Objective: The General Practitioner Assessment of Cognition (GPCOG) is a new screening test for dementia designed for general practice (H. Brodaty et al,. JAGS 2002; 50:530-534). Our aim is to evaluate whether the Italian version of GPCOG (GPCOG-IT) maintains the psychometric characteristics of the original version.
Design: The GPCOG consists of: 1) patient section based on 9 cognitive items; 2) informant section covering 6 clinical relevant items filled by caregiver’s appraisals. The validity of the measure of the GPCOG-IT was assessed with the criterion standard of diagnoses of dementia derived from DSMIV.

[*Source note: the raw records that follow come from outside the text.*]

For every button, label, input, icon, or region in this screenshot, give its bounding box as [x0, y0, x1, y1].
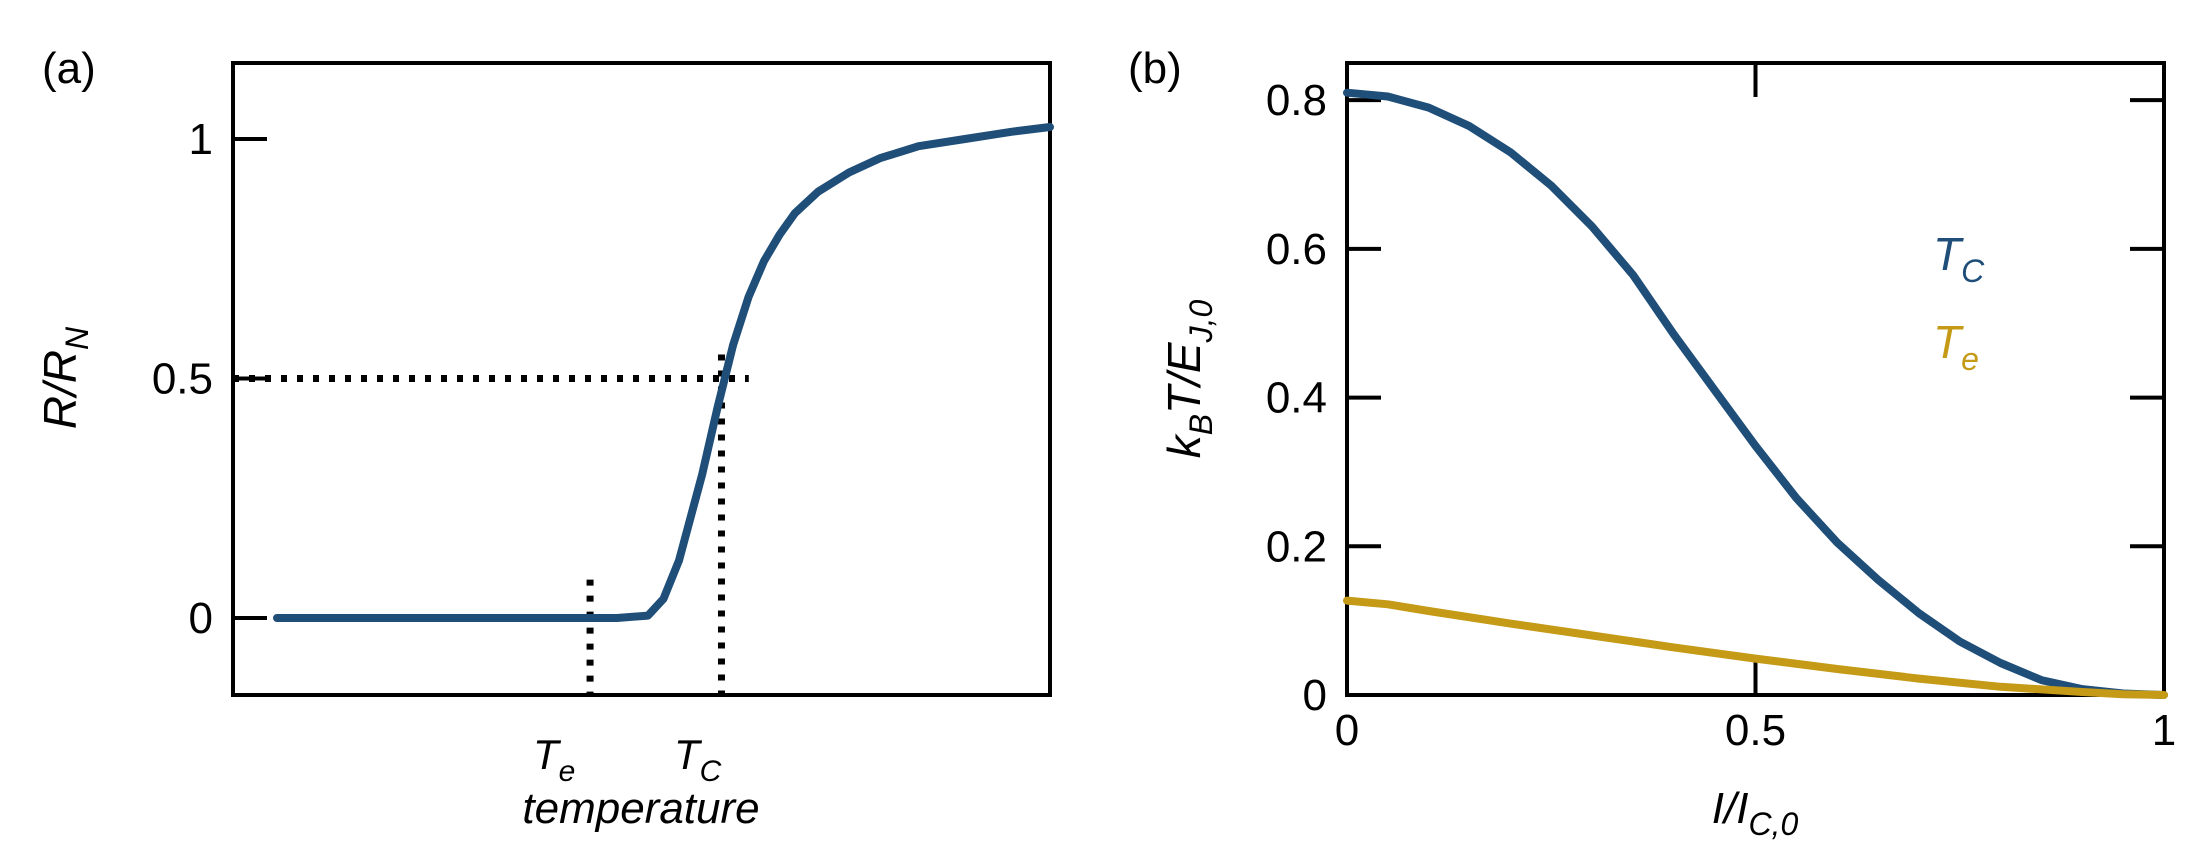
legend-te: Te	[1933, 316, 1979, 377]
panel-b-x-axis-label: I/IC,0	[1712, 784, 1799, 842]
panel-b-series	[1343, 88, 2168, 699]
panel-a-frame	[231, 61, 1052, 697]
panel-a-markers	[233, 354, 749, 695]
panel-a: (a) 00.51 Te TC temperature R/RN	[34, 44, 1054, 833]
panel-a-series-line	[273, 123, 1054, 622]
panel-b: (b) 0 0.5 1 0 0.2 0.4 0.6 0.8 TC Te I/IC,0 kBT/…	[1128, 44, 2176, 842]
tc-marker-label: TC	[674, 731, 722, 788]
panel-b-ticks: 0 0.5 1 0 0.2 0.4 0.6 0.8	[1266, 63, 2176, 755]
panel-a-label: (a)	[42, 44, 96, 93]
panel-a-y-tick-label: 0	[189, 594, 213, 643]
panel-a-y-tick-label: 1	[189, 115, 213, 164]
panel-a-y-axis-label: R/RN	[34, 326, 95, 429]
panel-b-frame	[1345, 61, 2166, 697]
series-line-tc	[1343, 88, 2168, 699]
panel-b-y-tick-label: 0	[1303, 671, 1327, 720]
panel-b-y-tick-label: 0.4	[1266, 374, 1327, 423]
te-marker-label: Te	[533, 731, 575, 788]
panel-b-x-tick-label: 0	[1335, 706, 1359, 755]
panel-b-y-tick-label: 0.8	[1266, 76, 1327, 125]
series-line-te	[1343, 596, 2168, 699]
panel-b-x-tick-label: 0.5	[1725, 706, 1786, 755]
legend-tc: TC	[1933, 228, 1985, 289]
panel-b-y-tick-label: 0.2	[1266, 522, 1327, 571]
panel-b-y-axis-label: kBT/EJ,0	[1158, 300, 1219, 459]
panel-b-label: (b)	[1128, 44, 1182, 93]
panel-a-y-ticks: 00.51	[152, 115, 267, 643]
panel-a-y-tick-label: 0.5	[152, 355, 213, 404]
panel-b-x-tick-label: 1	[2152, 706, 2176, 755]
panel-b-y-tick-label: 0.6	[1266, 225, 1327, 274]
panel-a-x-axis-label: temperature	[522, 784, 759, 833]
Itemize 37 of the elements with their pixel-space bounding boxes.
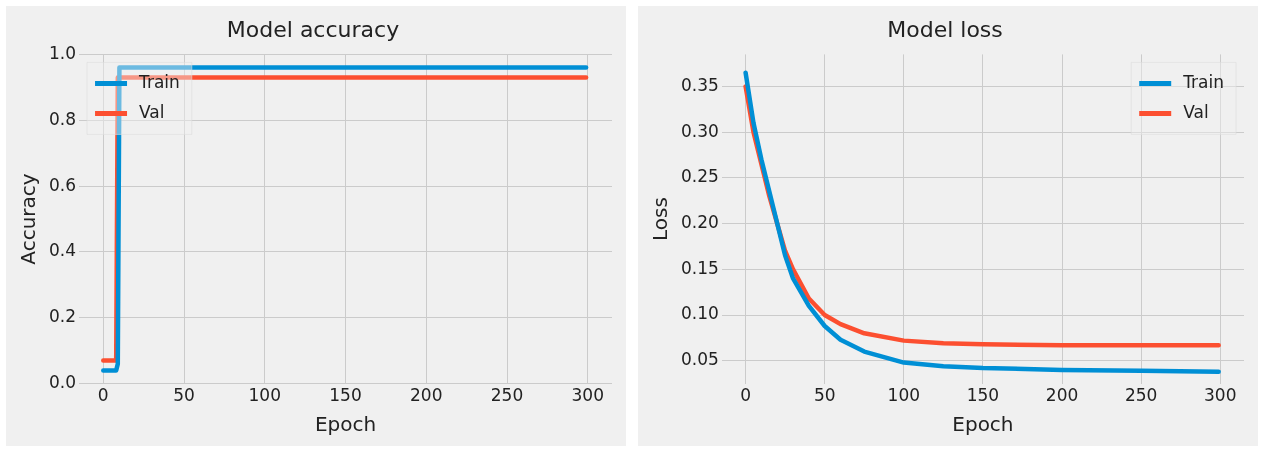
y-tick-label: 0.35 bbox=[680, 74, 719, 95]
x-tick-label: 0 bbox=[740, 385, 751, 406]
y-tick-label: 0.2 bbox=[48, 306, 77, 327]
x-tick-label: 200 bbox=[1045, 385, 1079, 406]
y-tick-label: 0.20 bbox=[680, 211, 719, 232]
x-tick-label: 300 bbox=[571, 385, 604, 406]
x-tick-label: 100 bbox=[248, 385, 281, 406]
x-tick-label: 100 bbox=[887, 385, 921, 406]
y-tick-label: 0.05 bbox=[680, 349, 719, 370]
legend-label: Val bbox=[1183, 101, 1209, 122]
x-tick-label: 0 bbox=[97, 385, 109, 406]
y-tick-label: 0.6 bbox=[48, 174, 77, 195]
y-axis-title: Loss bbox=[648, 197, 673, 241]
chart-title: Model accuracy bbox=[226, 16, 400, 42]
y-tick-label: 0.15 bbox=[680, 257, 719, 278]
x-tick-label: 300 bbox=[1204, 385, 1237, 406]
y-tick-label: 0.25 bbox=[680, 166, 719, 187]
x-tick-label: 200 bbox=[410, 385, 443, 406]
y-tick-label: 1.0 bbox=[48, 42, 77, 63]
x-axis-title: Epoch bbox=[314, 412, 377, 437]
x-tick-label: 50 bbox=[173, 385, 195, 406]
x-tick-label: 250 bbox=[490, 385, 524, 406]
legend-label: Train bbox=[138, 71, 180, 92]
x-tick-label: 250 bbox=[1124, 385, 1158, 406]
chart-title: Model loss bbox=[887, 16, 1003, 42]
y-tick-label: 0.0 bbox=[48, 372, 77, 393]
legend-label: Val bbox=[139, 101, 165, 122]
y-tick-label: 0.4 bbox=[48, 240, 77, 261]
x-tick-label: 50 bbox=[813, 385, 836, 406]
x-axis-title: Epoch bbox=[952, 412, 1014, 437]
x-tick-label: 150 bbox=[966, 385, 1000, 406]
legend-label: Train bbox=[1182, 71, 1225, 92]
x-tick-label: 150 bbox=[329, 385, 362, 406]
y-tick-label: 0.10 bbox=[680, 303, 719, 324]
y-tick-label: 0.30 bbox=[680, 120, 719, 141]
y-axis-title: Accuracy bbox=[16, 173, 41, 265]
y-tick-label: 0.8 bbox=[48, 108, 77, 129]
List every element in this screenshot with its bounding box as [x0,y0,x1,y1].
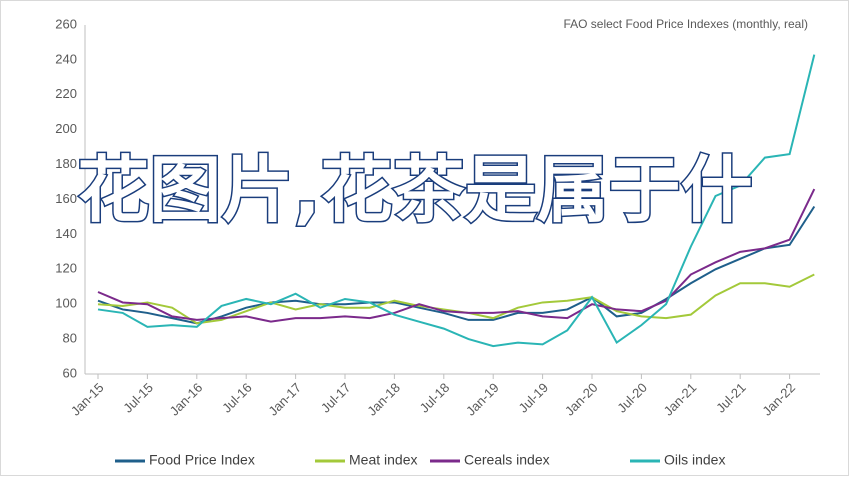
x-tick-label: Jul-16 [219,380,255,416]
x-tick-label: Jan-20 [562,380,601,419]
y-tick-label: 200 [55,121,77,136]
y-tick-label: 80 [63,331,77,346]
y-tick-label: 140 [55,226,77,241]
series-line [97,54,816,348]
x-tick-label: Jan-15 [68,380,107,419]
series-line [97,188,816,323]
x-tick-label: Jul-20 [614,380,650,416]
x-tick-label: Jan-17 [265,380,304,419]
x-tick-label: Jul-18 [417,380,453,416]
annotation: FAO select Food Price Indexes (monthly, … [563,17,808,31]
legend-label: Meat index [349,452,417,468]
y-tick-label: 100 [55,296,77,311]
y-tick-label: 60 [63,365,77,380]
x-tick-label: Jul-17 [318,380,354,416]
x-tick-label: Jan-22 [759,380,798,419]
x-tick-label: Jan-19 [463,380,502,419]
y-tick-label: 160 [55,191,77,206]
x-tick-label: Jan-16 [167,380,206,419]
x-tick-label: Jul-15 [120,380,156,416]
y-tick-label: 260 [55,16,77,31]
y-tick-label: 180 [55,156,77,171]
legend-label: Cereals index [464,452,550,468]
x-tick-label: Jul-19 [515,380,551,416]
x-tick-label: Jan-18 [364,380,403,419]
y-tick-label: 240 [55,51,77,66]
x-tick-label: Jul-21 [713,380,749,416]
y-tick-label: 220 [55,86,77,101]
y-tick-label: 120 [55,261,77,276]
x-tick-label: Jan-21 [661,380,700,419]
legend-label: Food Price Index [149,452,255,468]
overlay-text: 花图片,花茶是属于什 [76,147,754,234]
legend-label: Oils index [664,452,725,468]
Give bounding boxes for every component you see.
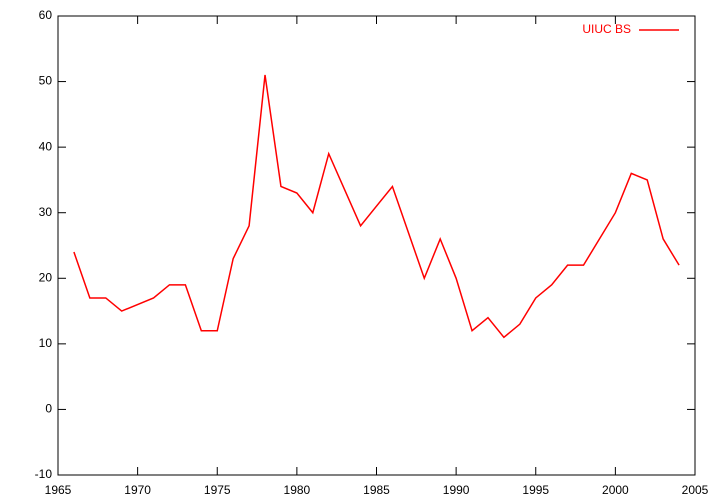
y-tick-label: 50 [39, 74, 53, 88]
series-line [73, 74, 680, 339]
x-tick-label: 1965 [45, 483, 72, 497]
x-tick-label: 1995 [522, 483, 549, 497]
x-tick-label: 1980 [284, 483, 311, 497]
y-tick-label: 0 [45, 402, 52, 416]
y-tick-label: 20 [39, 270, 53, 284]
y-tick-label: 30 [39, 205, 53, 219]
x-tick-label: 2000 [602, 483, 629, 497]
x-tick-label: 1970 [124, 483, 151, 497]
x-tick-label: 1985 [363, 483, 390, 497]
y-tick-label: 10 [39, 336, 53, 350]
legend-label: UIUC BS [582, 22, 631, 36]
x-tick-label: 2005 [682, 483, 709, 497]
y-tick-label: 40 [39, 139, 53, 153]
y-tick-label: -10 [35, 467, 53, 481]
plot-frame [57, 15, 696, 476]
x-tick-label: 1990 [443, 483, 470, 497]
x-tick-label: 1975 [204, 483, 231, 497]
y-tick-label: 60 [39, 8, 53, 22]
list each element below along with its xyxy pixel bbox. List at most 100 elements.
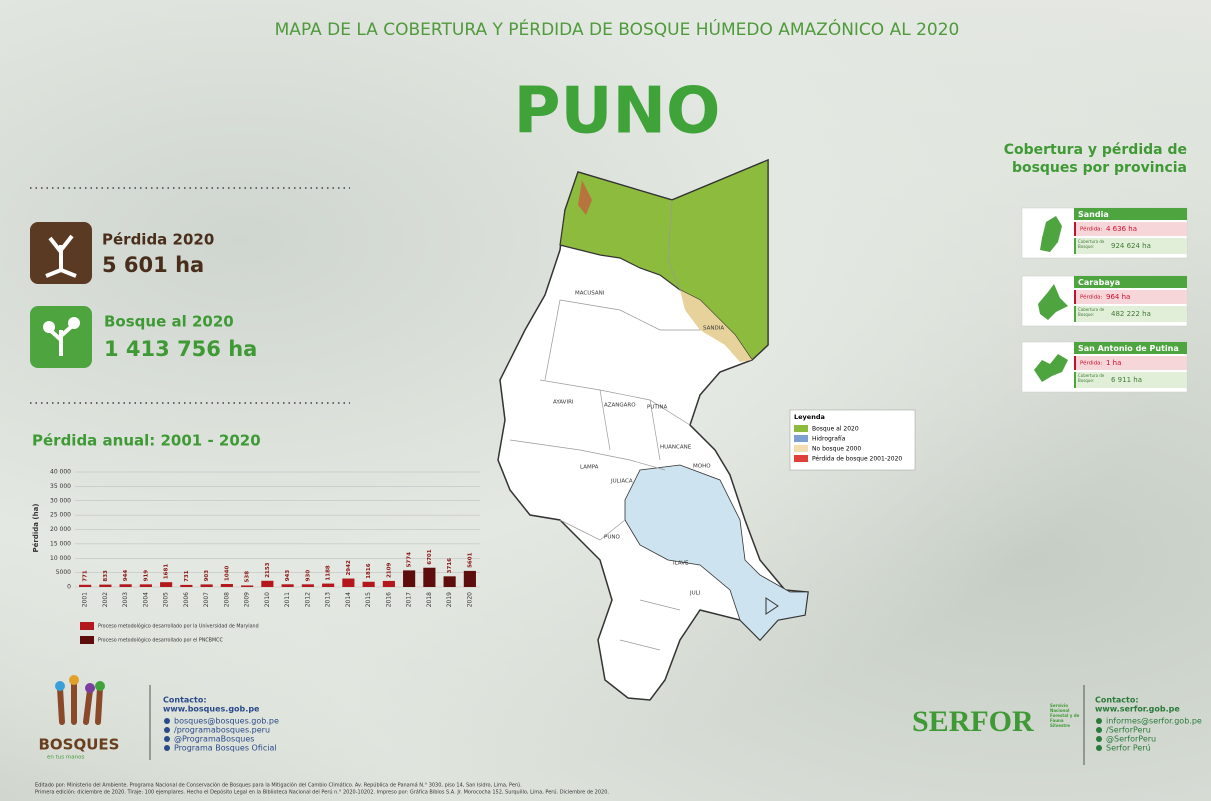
bar-value-label: 903: [204, 570, 210, 582]
bar-value-label: 1816: [366, 563, 372, 578]
place-label: MOHO: [693, 464, 711, 470]
bar: [180, 585, 192, 587]
x-tick-label: 2013: [325, 592, 332, 607]
legend-swatch: [794, 425, 808, 432]
cover-label: Cobertura de Bosque:: [1078, 373, 1108, 383]
cover-mark: [1074, 372, 1076, 388]
contact-link[interactable]: @ProgramaBosques: [174, 735, 254, 744]
logo-dot: [55, 681, 65, 691]
x-tick-label: 2011: [284, 592, 291, 607]
loss-value: 1 ha: [1106, 359, 1121, 367]
place-label: ILAVE: [673, 561, 689, 567]
serfor-sub: Servicio Nacional Forestal y de Fauna Si…: [1050, 703, 1080, 728]
loss-label: Pérdida:: [1080, 294, 1103, 301]
serfor-logo: SERFOR: [912, 705, 1034, 738]
title: MAPA DE LA COBERTURA Y PÉRDIDA DE BOSQUE…: [275, 18, 960, 40]
bar: [383, 581, 395, 587]
legend-swatch: [794, 455, 808, 462]
x-tick-label: 2007: [203, 592, 210, 607]
bar: [160, 582, 172, 587]
legend-item: Pérdida de bosque 2001-2020: [812, 456, 902, 463]
bar-value-label: 6701: [427, 549, 433, 564]
legend-swatch: [794, 435, 808, 442]
icon: [1096, 736, 1102, 742]
chart-title: Pérdida anual: 2001 - 2020: [32, 432, 261, 450]
bar: [140, 584, 152, 587]
poster: MAPA DE LA COBERTURA Y PÉRDIDA DE BOSQUE…: [0, 0, 1211, 801]
place-label: JULI: [689, 591, 701, 597]
bosques-logo: BOSQUES en tus manos: [39, 675, 120, 761]
place-label: AZANGARO: [604, 403, 636, 409]
stat-label: Pérdida 2020: [102, 231, 214, 249]
x-tick-label: 2002: [102, 592, 109, 607]
bar: [302, 584, 314, 587]
contact-link[interactable]: Programa Bosques Oficial: [174, 744, 277, 753]
legend-swatch: [80, 636, 94, 644]
bar: [79, 585, 91, 587]
bar-value-label: 2109: [386, 562, 392, 577]
contact-link[interactable]: informes@serfor.gob.pe: [1106, 717, 1202, 726]
cover-value: 6 911 ha: [1111, 376, 1142, 384]
place-label: PUTINA: [647, 405, 667, 411]
bar-value-label: 2942: [346, 560, 352, 575]
place-label: PUNO: [604, 535, 620, 541]
bar-value-label: 919: [143, 570, 149, 582]
contact-web: www.bosques.gob.pe: [163, 705, 260, 714]
loss-label: Pérdida:: [1080, 226, 1103, 233]
bar-value-label: 1188: [326, 565, 332, 580]
place-label: LAMPA: [580, 465, 599, 471]
stat-label: Bosque al 2020: [104, 313, 234, 331]
page-body: { "header":{"title":"MAPA DE LA COBERTUR…: [0, 0, 1211, 801]
forest-icon-leaf: [43, 321, 55, 333]
y-tick-label: 35 000: [50, 483, 71, 490]
x-tick-label: 2016: [385, 592, 392, 607]
bar: [464, 571, 476, 587]
contact-title: Contacto:: [1095, 696, 1139, 705]
logo-text: BOSQUES: [39, 736, 120, 754]
contact-link[interactable]: @SerforPeru: [1106, 735, 1156, 744]
place-label: AYAVIRI: [553, 400, 574, 406]
credits: Editado por: Ministerio del Ambiente. Pr…: [35, 782, 522, 789]
x-tick-label: 2020: [466, 592, 473, 607]
bar: [261, 581, 273, 587]
cover-label: Cobertura de Bosque:: [1078, 239, 1108, 249]
forest-icon-leaf: [68, 317, 80, 329]
serfor-contact: Contacto: www.serfor.gob.pe informes@ser…: [1095, 696, 1202, 753]
bar-value-label: 1681: [164, 564, 170, 579]
y-tick-label: 0: [67, 584, 71, 591]
x-tick-label: 2004: [142, 592, 149, 607]
legend-label: Proceso metodológico desarrollado por la…: [98, 623, 259, 630]
icon: [1096, 727, 1102, 733]
bar: [241, 585, 253, 587]
bar-value-label: 833: [103, 570, 109, 582]
bar-value-label: 930: [305, 570, 311, 582]
contact-link[interactable]: /programabosques.peru: [174, 726, 270, 735]
bar: [403, 570, 415, 587]
y-axis-label: Pérdida (ha): [32, 503, 40, 552]
x-tick-label: 2015: [365, 592, 372, 607]
icon: [164, 745, 170, 751]
bar: [282, 584, 294, 587]
y-tick-label: 15 000: [50, 540, 71, 547]
legend-item: Bosque al 2020: [812, 426, 859, 433]
bar: [322, 584, 334, 587]
y-tick-label: 30 000: [50, 497, 71, 504]
bar: [221, 584, 233, 587]
stat-value: 5 601 ha: [102, 253, 204, 277]
bar-value-label: 3716: [447, 558, 453, 573]
bar: [363, 582, 375, 587]
legend-swatch: [80, 622, 94, 630]
contact-link[interactable]: /SerforPeru: [1106, 726, 1151, 735]
y-tick-label: 25 000: [50, 512, 71, 519]
y-tick-label: 5000: [56, 569, 71, 576]
contact-web: www.serfor.gob.pe: [1095, 705, 1180, 714]
icon: [164, 727, 170, 733]
x-tick-label: 2017: [406, 592, 413, 607]
contact-link[interactable]: Serfor Perú: [1106, 744, 1151, 753]
logo-dot: [85, 683, 95, 693]
credits: Primera edición: diciembre de 2020. Tira…: [35, 789, 609, 796]
bar-value-label: 1040: [224, 566, 230, 581]
contact-link[interactable]: bosques@bosques.gob.pe: [174, 717, 279, 726]
map: MACUSANI SANDIA AYAVIRI AZANGARO PUTINA …: [498, 160, 808, 700]
legend-title: Leyenda: [794, 413, 825, 421]
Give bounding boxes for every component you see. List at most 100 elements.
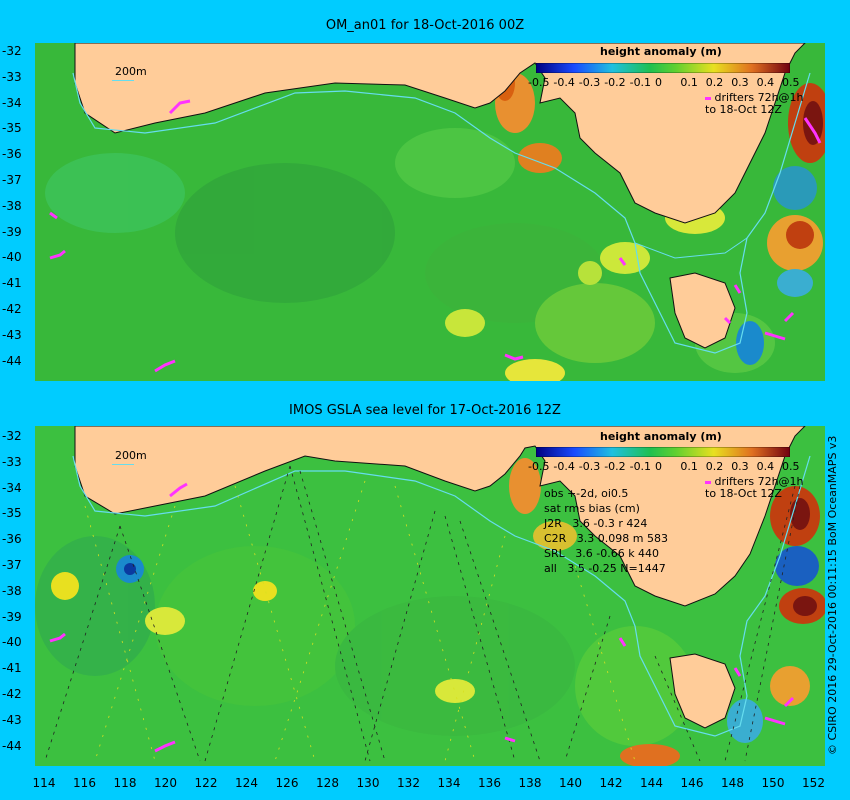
drifter-legend-swatch	[705, 480, 711, 484]
lon-tick: 144	[640, 776, 663, 790]
colorbar-tick-label: 0.2	[705, 76, 724, 89]
sea-level-anomaly-field	[45, 128, 775, 373]
colorbar-tick-label: 0.4	[756, 76, 775, 89]
credit-line: © CSIRO 2016 29-Oct-2016 00:11:15 BoM Oc…	[826, 435, 839, 755]
bottom-latitude-axis: -32 -33 -34 -35 -36 -37 -38 -39 -40 -41 -42 -43 -44	[0, 0, 30, 776]
bottom-lat-tick: -34	[2, 480, 22, 495]
colorbar-tick-label: 0.4	[756, 460, 775, 473]
colorbar-tick-label: -0.4	[553, 460, 575, 473]
top-lat-tick: -38	[2, 198, 22, 213]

Settings: Dementia Assessment Units, as promoted by "Progetto Cronos" a nationwide program implemented by National Department of Health for the screening, diagnosis and treatment of Alzheimer's disease.
Participants: The GPCOG-IT was administered to 102 community-dwelling patients aged 60 to 89 (mean age 74.4 ± 6.3 years) with Clinical Dementia Rating total score 0-1(CDR-T). 52% were male and 68.6% had completed only elementary school.
Measurements: a) Cognitive domain: GPCOG-IT Patient (score 0-9) and Informant section (score 0-6) (higher is better for both subscales); MMSE, CAMCOG, ADAS-Cog ; b) Affect: 15-item Geriatric Depression Scale (GDS); c) Function and clinical staging: score = Total (CDR-T) and Sum of Boxes (CDR-SB).
Results: There were significant differences on the GPCOG-IT Patient section between patients who were classed as no (CDR-T = 0), questionable (CDR-T = 0.5) or mild dementia (CDR-T = 1) (Manova: Wilk’s < ,005) and this could not be accounted for by demographic or depressive differences. The GPCOG-IT Patient subscale was highly and significantly correlated with all cognitive (Pearson’s correlations: MMSE=.79, CAMCOG=.84, ADAS-Cog= -.83) and functional measures (CDR-SB= -.70). Considering as factor the patients, subdivided according to the 3 categories reported in the original GPCOG study (0-4= impaired; 5-8= borderline; 9= normal), a Manova revealed global significant difference for the cognitive and functional measures (Wilk’s < ,005). Finally, when the GPCOG-IT Informant classes (0-3 = pathological; 4-6 = healthy) were applied to the borderline patients, 2 groups with appreciably different cognitive performance were identified (Anova= CAMCOG: .001; ADAS-Cog: .002; MMSE: .0005). The sensitivity of the first step GPCOG-IT, patient cognitive testing, against the gold standard of DSM IV diagnosis was 97%; its specificity was 54%. Application of the second step informant subscale to borderline patients, increased the specificity to 71%. Time for completion of the GPCOG-IT (Patient mean = 3,8 minutes ± 1,3; Informant = 1.8 minutes ± 0,8) was less than for other cognitive scales.
Conclusion: Preliminary data suggest that the two-stage method of administering the GPCOG-IT (cognitive testing followed by informant questions if required) is a valid, efficient, and quick instrument for dementia screening.